I assign one corner of each cell to one of the other players. For example, in our game Shandy was the upper left corner, Mike was upper right, and Harry was lower right. After each clue is recorded as described above I write the clue number in the appropriate corner of each cell which is a possibility. So, for example, after clue 1. was revealed for Shandy I put a little ‘1’ in the upper left corner of each red diamond cell. Thereafter, as I eliminate cards I can quickly revisit the relevant clues. So if, later in the game, I asked Harry for red diamonds and he showed me two I would put two big H’s in those cells and then I would know to go back and check clue number one for Shandy, and sure enough I can assign the third red diamond to her. If I can positively determine that a player does not have a card I put a dot in their corner of the cell for that card.

And so, using this notation, we began the game.
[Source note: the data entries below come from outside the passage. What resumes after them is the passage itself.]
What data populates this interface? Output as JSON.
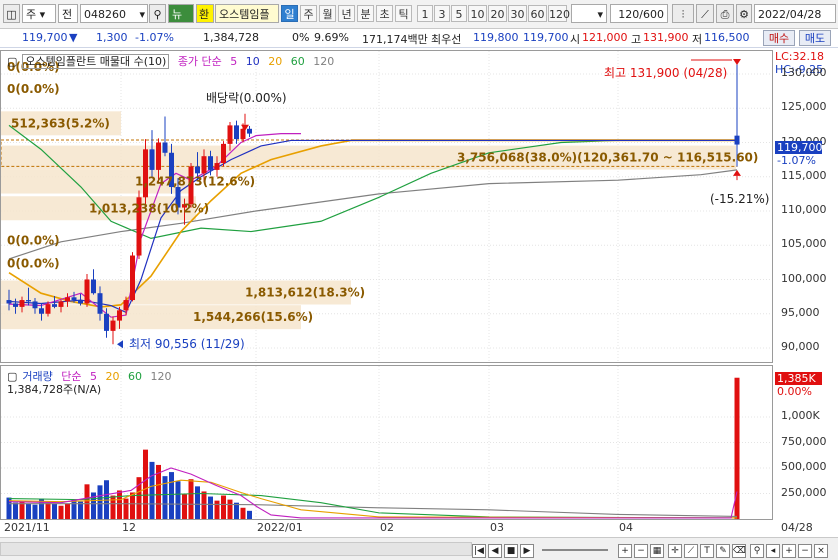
{
  "toolbar": {
    "market_type": "주",
    "scope": "전",
    "stock_code": "048260",
    "news_label": "뉴",
    "exchange_label": "환",
    "stock_name": "오스템임플",
    "periods": [
      "일",
      "주",
      "월",
      "년",
      "분",
      "초",
      "틱"
    ],
    "active_period": "일",
    "intervals": [
      "1",
      "3",
      "5",
      "10",
      "20",
      "30",
      "60",
      "120"
    ],
    "count_display": "120/600",
    "date": "2022/04/28"
  },
  "quote": {
    "price": "119,700",
    "change": "1,300",
    "change_pct": "-1.07%",
    "volume": "1,384,728",
    "zero_pct": "0%",
    "turnover_pct": "9.69%",
    "trade_value": "171,174백만",
    "best_sell_label": "최우선",
    "best_ask": "119,800",
    "best_bid": "119,700",
    "open_label": "시",
    "open": "121,000",
    "high_label": "고",
    "high": "131,900",
    "low_label": "저",
    "low": "116,500",
    "buy_button": "매수",
    "sell_button": "매도"
  },
  "price_pane": {
    "legend_title": "오스템임플란트 매물대 수(10)",
    "legend_ma_label": "종가 단순",
    "legend_ma_periods": [
      "5",
      "10",
      "20",
      "60",
      "120"
    ],
    "max_annotation": "최고 131,900 (04/28)",
    "min_annotation": "최저 90,556 (11/29)",
    "dividend_label": "배당락(0.00%)",
    "change_annotation": "(-15.21%)",
    "lc_label": "LC:32.18",
    "hc_label": "HC:-9.25",
    "current_price_tag": "119,700",
    "current_pct_tag": "-1.07%",
    "volume_profile": [
      {
        "label": "0(0.0%)",
        "price": 131000
      },
      {
        "label": "0(0.0%)",
        "price": 127800
      },
      {
        "label": "512,363(5.2%)",
        "price": 122800
      },
      {
        "label": "3,756,068(38.0%)(120,361.70 ~ 116,515.60)",
        "price": 117800
      },
      {
        "label": "1,247,873(12.6%)",
        "price": 114300
      },
      {
        "label": "1,013,238(10.2%)",
        "price": 110400
      },
      {
        "label": "0(0.0%)",
        "price": 105700
      },
      {
        "label": "0(0.0%)",
        "price": 102300
      },
      {
        "label": "1,813,612(18.3%)",
        "price": 98100
      },
      {
        "label": "1,544,266(15.6%)",
        "price": 94500
      }
    ],
    "y_ticks": [
      "130,000",
      "125,000",
      "120,000",
      "115,000",
      "110,000",
      "105,000",
      "100,000",
      "95,000",
      "90,000"
    ]
  },
  "volume_pane": {
    "legend_title": "거래량",
    "legend_ma_label": "단순",
    "legend_ma_periods": [
      "5",
      "20",
      "60",
      "120"
    ],
    "volume_readout": "1,384,728주(N/A)",
    "current_volume_tag": "1,385K",
    "current_pct_tag": "0.00%",
    "y_ticks": [
      "1,000K",
      "750,000",
      "500,000",
      "250,000"
    ]
  },
  "x_axis": {
    "labels": [
      "2021/11",
      "12",
      "2022/01",
      "02",
      "03",
      "04",
      "04/28"
    ]
  },
  "colors": {
    "up": "#e01010",
    "down": "#1a40c0",
    "ma5": "#c020c0",
    "ma10": "#2030c0",
    "ma20": "#e8a000",
    "ma60": "#20a040",
    "ma120": "#808080",
    "profile_fill": "#f6e5cc",
    "profile_text": "#8a5a00"
  },
  "chart_data": {
    "type": "candlestick",
    "y_range": [
      87000,
      133000
    ],
    "max": {
      "date": "04/28",
      "price": 131900
    },
    "min": {
      "date": "11/29",
      "price": 90556
    },
    "last": {
      "open": 121000,
      "high": 131900,
      "low": 116500,
      "close": 119700,
      "volume": 1384728
    },
    "candles": [
      [
        97000,
        98500,
        95500,
        96500
      ],
      [
        96500,
        97200,
        95000,
        96000
      ],
      [
        96000,
        97500,
        95200,
        97000
      ],
      [
        97000,
        98800,
        96200,
        96800
      ],
      [
        96800,
        97300,
        95000,
        95800
      ],
      [
        95800,
        96500,
        94000,
        95000
      ],
      [
        95000,
        96800,
        94600,
        96400
      ],
      [
        96400,
        97600,
        95800,
        96000
      ],
      [
        96000,
        97000,
        95200,
        96800
      ],
      [
        96800,
        98000,
        96000,
        97400
      ],
      [
        97400,
        98200,
        96600,
        97000
      ],
      [
        97000,
        97900,
        96200,
        96500
      ],
      [
        96500,
        100800,
        96000,
        100000
      ],
      [
        100000,
        101500,
        97800,
        98000
      ],
      [
        98000,
        99000,
        94000,
        95000
      ],
      [
        95000,
        95800,
        91500,
        92500
      ],
      [
        92500,
        94600,
        90556,
        94000
      ],
      [
        94000,
        96000,
        92800,
        95500
      ],
      [
        95500,
        97500,
        94800,
        97000
      ],
      [
        97000,
        104000,
        96800,
        103500
      ],
      [
        103500,
        113000,
        103000,
        112000
      ],
      [
        112000,
        120500,
        111000,
        119000
      ],
      [
        119000,
        121800,
        115000,
        116000
      ],
      [
        116000,
        120600,
        114000,
        120000
      ],
      [
        120000,
        123800,
        118000,
        118500
      ],
      [
        118500,
        119800,
        112500,
        113500
      ],
      [
        113500,
        114800,
        109500,
        110500
      ],
      [
        110500,
        111800,
        108000,
        111000
      ],
      [
        111000,
        117000,
        110500,
        116500
      ],
      [
        116500,
        118600,
        114500,
        115500
      ],
      [
        115500,
        119000,
        114200,
        118000
      ],
      [
        118000,
        118800,
        115200,
        116000
      ],
      [
        116000,
        118000,
        115000,
        117000
      ],
      [
        117000,
        120200,
        116500,
        119800
      ],
      [
        119800,
        123000,
        118800,
        122500
      ],
      [
        122500,
        123200,
        119800,
        120500
      ],
      [
        120500,
        122800,
        120000,
        122000
      ],
      [
        122000,
        122400,
        120800,
        121300
      ]
    ],
    "last_candle": [
      121000,
      131900,
      116500,
      119700
    ],
    "volumes_k": [
      210,
      160,
      180,
      150,
      140,
      200,
      170,
      150,
      130,
      150,
      190,
      170,
      340,
      260,
      330,
      380,
      230,
      280,
      200,
      260,
      410,
      680,
      560,
      530,
      420,
      460,
      370,
      240,
      390,
      320,
      270,
      220,
      180,
      230,
      190,
      160,
      110,
      80
    ],
    "last_volume_k": 1385
  }
}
My problem in the beginning was whether to ask specific questions or general questions. What I mean by that is if I had the blue opal pair and blue opal cluster in my hand should I use my turn to ask someone about the blue opals? Hoping to locate the blue opal single? (assuming I have the appropriate search card) or should I ask about pearl singles, of which I know nothing? For now I think it is better to ask the general questions early, so I picked out the search cards which corresponded to the most blank spaces on my matrix and used those.

This time the game progressed much better for me, my notation helped me to quickly identify who held what cards. And, more importantly, who didn’t hold what cards. It wasn’t too long before I had several cells with two dots in them, meaning I had ruled out two players from having that card and only had to rule out the third to identify it as the missing gem. This is where not having the right search cards became a problem. I often didn’t have the right search card to target a specific gem that I needed to find out about. I was probably one turn away from discarding all my search cards and redrawing when Shandy asked Harry if he had any opal singles. This turned out to be exactly the question I needed because I had already identified the blue, red, and yellow opal singles and I had ruled out Shandy and Mike from having the green opal single. Harry answered that he had no opal singles and this meant that I had identified the green opal single as the missing gem.

I announced that I was going to make a guess and circled the green opal single cell on my matrix and looked at the missing card. Sure enough I was right! It turns out the other players were close to being able to guess too. We had identified the missing gem with plenty of cards left in the search deck which was a dramatic improvement from the last game.

Overall I think Sleuth is a fun game. I’m afraid it may get a little repetitive, however. And with equally skilled players I’m afraid it may come down to who draws the right search card at the right time. So I think it’s a good little game that should not be pulled out too often to keep it fresh. I give it a 7.